There is only one triangle ABC composed of four components.

Thus, there are 4+1 = 5 triangles in the given figure.

The simplest triangles are AJF, FBG, GCH, HDI and IEJ i.e. 5 in number.

The triangles composed of three components each EBH, AIC, EFC, ADG and BJD i.e. 5 in number.

Thus, there are 5 + 5 = 10 triangles in the figure.

When the triangles are drawn in an octagon with vertices same as those of the octagon and having one side common to that of the octagon, the figure will appear as shown in (Fig. 1).

Now, we shall first consider the triangles having only one side AB common with octagon ABCDEFGH and having vertices common with the octagon (See Fig. 2).Such triangles are ABD, ABE, ABF and ABG i.e. 4 in number.

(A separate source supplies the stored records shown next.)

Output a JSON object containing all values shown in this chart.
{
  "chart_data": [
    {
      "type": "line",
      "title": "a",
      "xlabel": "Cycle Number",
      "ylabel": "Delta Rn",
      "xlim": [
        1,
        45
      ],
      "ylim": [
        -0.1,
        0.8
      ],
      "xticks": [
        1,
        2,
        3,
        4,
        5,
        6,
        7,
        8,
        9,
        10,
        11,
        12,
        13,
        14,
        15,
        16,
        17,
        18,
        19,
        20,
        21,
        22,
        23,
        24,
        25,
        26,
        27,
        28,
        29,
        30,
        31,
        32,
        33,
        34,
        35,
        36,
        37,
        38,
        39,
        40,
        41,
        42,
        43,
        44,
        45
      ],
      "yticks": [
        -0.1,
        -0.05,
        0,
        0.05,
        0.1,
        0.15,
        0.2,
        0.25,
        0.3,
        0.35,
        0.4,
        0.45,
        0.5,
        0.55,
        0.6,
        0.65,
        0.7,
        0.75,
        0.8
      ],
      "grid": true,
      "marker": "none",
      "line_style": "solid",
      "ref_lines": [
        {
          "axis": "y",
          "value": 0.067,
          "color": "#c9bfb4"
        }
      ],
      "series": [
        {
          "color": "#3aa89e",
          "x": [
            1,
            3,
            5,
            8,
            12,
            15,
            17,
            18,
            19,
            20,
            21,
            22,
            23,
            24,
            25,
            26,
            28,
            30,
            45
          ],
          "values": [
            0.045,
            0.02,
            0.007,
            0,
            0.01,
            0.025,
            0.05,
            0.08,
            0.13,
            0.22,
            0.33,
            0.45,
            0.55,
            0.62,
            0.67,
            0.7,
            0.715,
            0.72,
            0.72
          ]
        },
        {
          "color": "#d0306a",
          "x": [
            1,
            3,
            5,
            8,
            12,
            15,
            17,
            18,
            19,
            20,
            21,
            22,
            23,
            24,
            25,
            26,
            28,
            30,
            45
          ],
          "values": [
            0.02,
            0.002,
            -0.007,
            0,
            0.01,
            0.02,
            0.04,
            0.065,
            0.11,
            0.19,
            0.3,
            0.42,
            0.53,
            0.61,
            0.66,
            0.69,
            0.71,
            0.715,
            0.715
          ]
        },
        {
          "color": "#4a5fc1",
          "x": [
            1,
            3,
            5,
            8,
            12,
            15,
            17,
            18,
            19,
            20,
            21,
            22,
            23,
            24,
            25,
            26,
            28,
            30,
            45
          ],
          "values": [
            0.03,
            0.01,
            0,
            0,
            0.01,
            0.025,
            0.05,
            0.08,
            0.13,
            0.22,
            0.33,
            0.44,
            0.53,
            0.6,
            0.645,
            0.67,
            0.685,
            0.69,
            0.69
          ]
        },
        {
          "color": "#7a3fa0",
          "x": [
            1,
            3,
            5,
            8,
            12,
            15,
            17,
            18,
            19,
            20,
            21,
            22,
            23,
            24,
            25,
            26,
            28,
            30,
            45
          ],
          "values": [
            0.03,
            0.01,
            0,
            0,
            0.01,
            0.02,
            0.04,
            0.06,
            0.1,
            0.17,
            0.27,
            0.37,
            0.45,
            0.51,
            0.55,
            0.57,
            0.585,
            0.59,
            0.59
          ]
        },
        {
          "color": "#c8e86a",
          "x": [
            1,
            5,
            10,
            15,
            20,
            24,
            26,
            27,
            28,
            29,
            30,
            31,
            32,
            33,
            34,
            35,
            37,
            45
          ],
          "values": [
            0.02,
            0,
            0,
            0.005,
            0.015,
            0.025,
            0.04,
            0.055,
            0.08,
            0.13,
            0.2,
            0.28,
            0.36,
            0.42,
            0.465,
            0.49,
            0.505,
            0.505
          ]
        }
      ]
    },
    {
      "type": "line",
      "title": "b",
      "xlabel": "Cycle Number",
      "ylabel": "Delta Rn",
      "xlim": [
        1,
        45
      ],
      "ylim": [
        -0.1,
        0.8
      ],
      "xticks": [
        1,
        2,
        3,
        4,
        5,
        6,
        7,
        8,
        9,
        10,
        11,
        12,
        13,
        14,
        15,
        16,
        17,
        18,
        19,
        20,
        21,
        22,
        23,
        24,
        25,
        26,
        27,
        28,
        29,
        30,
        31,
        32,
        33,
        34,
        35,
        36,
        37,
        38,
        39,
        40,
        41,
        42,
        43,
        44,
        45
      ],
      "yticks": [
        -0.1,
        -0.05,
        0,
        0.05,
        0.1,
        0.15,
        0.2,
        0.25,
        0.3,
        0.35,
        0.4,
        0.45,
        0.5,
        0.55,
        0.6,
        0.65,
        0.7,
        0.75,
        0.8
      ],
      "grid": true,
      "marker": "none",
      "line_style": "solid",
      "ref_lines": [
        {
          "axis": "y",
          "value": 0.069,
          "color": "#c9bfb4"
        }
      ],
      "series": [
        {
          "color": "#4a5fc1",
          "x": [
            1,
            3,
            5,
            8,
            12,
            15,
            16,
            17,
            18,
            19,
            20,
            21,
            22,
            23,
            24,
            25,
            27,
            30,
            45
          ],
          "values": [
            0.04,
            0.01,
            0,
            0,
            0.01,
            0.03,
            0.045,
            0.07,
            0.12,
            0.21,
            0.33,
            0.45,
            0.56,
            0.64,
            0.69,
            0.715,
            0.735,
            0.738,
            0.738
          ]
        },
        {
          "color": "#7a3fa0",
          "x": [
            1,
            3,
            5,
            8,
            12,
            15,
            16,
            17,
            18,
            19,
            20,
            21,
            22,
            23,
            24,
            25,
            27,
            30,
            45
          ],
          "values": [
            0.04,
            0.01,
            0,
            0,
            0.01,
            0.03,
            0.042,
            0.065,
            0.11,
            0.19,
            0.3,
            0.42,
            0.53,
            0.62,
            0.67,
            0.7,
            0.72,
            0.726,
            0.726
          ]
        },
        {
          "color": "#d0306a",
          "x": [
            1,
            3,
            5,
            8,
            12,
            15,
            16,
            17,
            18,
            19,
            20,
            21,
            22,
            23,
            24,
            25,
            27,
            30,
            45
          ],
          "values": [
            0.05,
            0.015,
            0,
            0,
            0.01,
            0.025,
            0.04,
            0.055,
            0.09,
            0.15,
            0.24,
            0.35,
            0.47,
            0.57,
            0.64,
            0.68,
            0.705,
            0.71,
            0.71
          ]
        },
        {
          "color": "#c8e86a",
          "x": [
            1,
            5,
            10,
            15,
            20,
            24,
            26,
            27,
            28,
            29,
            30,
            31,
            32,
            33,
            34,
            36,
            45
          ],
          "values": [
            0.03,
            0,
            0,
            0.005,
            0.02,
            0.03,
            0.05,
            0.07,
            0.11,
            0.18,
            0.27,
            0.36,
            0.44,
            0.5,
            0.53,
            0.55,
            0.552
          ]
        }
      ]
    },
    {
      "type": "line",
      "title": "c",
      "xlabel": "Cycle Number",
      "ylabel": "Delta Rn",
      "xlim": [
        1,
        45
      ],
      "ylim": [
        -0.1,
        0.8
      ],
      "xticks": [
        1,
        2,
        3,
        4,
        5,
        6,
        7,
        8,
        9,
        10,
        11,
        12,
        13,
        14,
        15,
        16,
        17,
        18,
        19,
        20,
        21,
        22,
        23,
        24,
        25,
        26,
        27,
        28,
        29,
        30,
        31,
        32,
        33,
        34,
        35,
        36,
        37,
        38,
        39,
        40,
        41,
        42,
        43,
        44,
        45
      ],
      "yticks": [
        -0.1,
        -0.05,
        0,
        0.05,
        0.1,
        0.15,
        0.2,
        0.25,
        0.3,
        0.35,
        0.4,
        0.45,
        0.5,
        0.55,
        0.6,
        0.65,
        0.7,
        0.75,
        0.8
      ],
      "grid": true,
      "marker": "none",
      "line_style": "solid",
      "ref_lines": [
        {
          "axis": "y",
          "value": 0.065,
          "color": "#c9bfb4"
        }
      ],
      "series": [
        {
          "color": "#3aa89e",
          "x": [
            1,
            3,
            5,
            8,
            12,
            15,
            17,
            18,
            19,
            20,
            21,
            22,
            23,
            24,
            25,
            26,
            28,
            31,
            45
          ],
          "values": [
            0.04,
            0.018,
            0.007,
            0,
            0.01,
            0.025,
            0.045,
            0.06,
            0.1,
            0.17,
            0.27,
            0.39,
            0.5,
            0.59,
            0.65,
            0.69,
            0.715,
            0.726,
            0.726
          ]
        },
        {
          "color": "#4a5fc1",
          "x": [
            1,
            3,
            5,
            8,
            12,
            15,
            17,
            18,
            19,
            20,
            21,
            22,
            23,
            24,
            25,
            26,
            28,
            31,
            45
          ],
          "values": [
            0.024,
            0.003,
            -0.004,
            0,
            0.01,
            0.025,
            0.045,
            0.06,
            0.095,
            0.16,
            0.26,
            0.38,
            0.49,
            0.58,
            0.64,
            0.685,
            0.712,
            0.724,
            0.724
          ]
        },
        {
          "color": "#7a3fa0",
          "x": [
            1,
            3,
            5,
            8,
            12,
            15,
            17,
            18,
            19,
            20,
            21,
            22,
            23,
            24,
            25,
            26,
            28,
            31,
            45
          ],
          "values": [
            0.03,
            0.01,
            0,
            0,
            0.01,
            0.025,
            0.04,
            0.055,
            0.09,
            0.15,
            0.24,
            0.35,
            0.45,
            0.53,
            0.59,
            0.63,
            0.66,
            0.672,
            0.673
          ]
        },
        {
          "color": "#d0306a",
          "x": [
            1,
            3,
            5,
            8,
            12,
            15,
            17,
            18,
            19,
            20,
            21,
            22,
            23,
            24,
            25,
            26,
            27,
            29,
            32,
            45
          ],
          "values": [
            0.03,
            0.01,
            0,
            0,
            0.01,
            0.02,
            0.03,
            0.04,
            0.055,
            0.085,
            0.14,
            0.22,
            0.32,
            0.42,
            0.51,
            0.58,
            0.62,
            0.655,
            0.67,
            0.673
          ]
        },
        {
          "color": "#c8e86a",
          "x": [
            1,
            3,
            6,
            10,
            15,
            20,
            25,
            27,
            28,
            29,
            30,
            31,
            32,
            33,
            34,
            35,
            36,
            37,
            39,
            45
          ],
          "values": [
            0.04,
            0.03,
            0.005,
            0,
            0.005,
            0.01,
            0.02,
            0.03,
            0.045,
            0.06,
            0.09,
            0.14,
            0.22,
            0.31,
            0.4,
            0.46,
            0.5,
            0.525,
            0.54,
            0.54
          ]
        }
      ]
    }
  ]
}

Similarly, the triangles having only one side BC common with the octagon and also having vertices common with the octagon are BCE, BCF, BCG and BCH (as shown in Fig. 3). i.e. There are 4 such triangles.

This way, we have 4 triangles for each side of the octagon. Thus, there are 8 x 4 = 32 such triangles.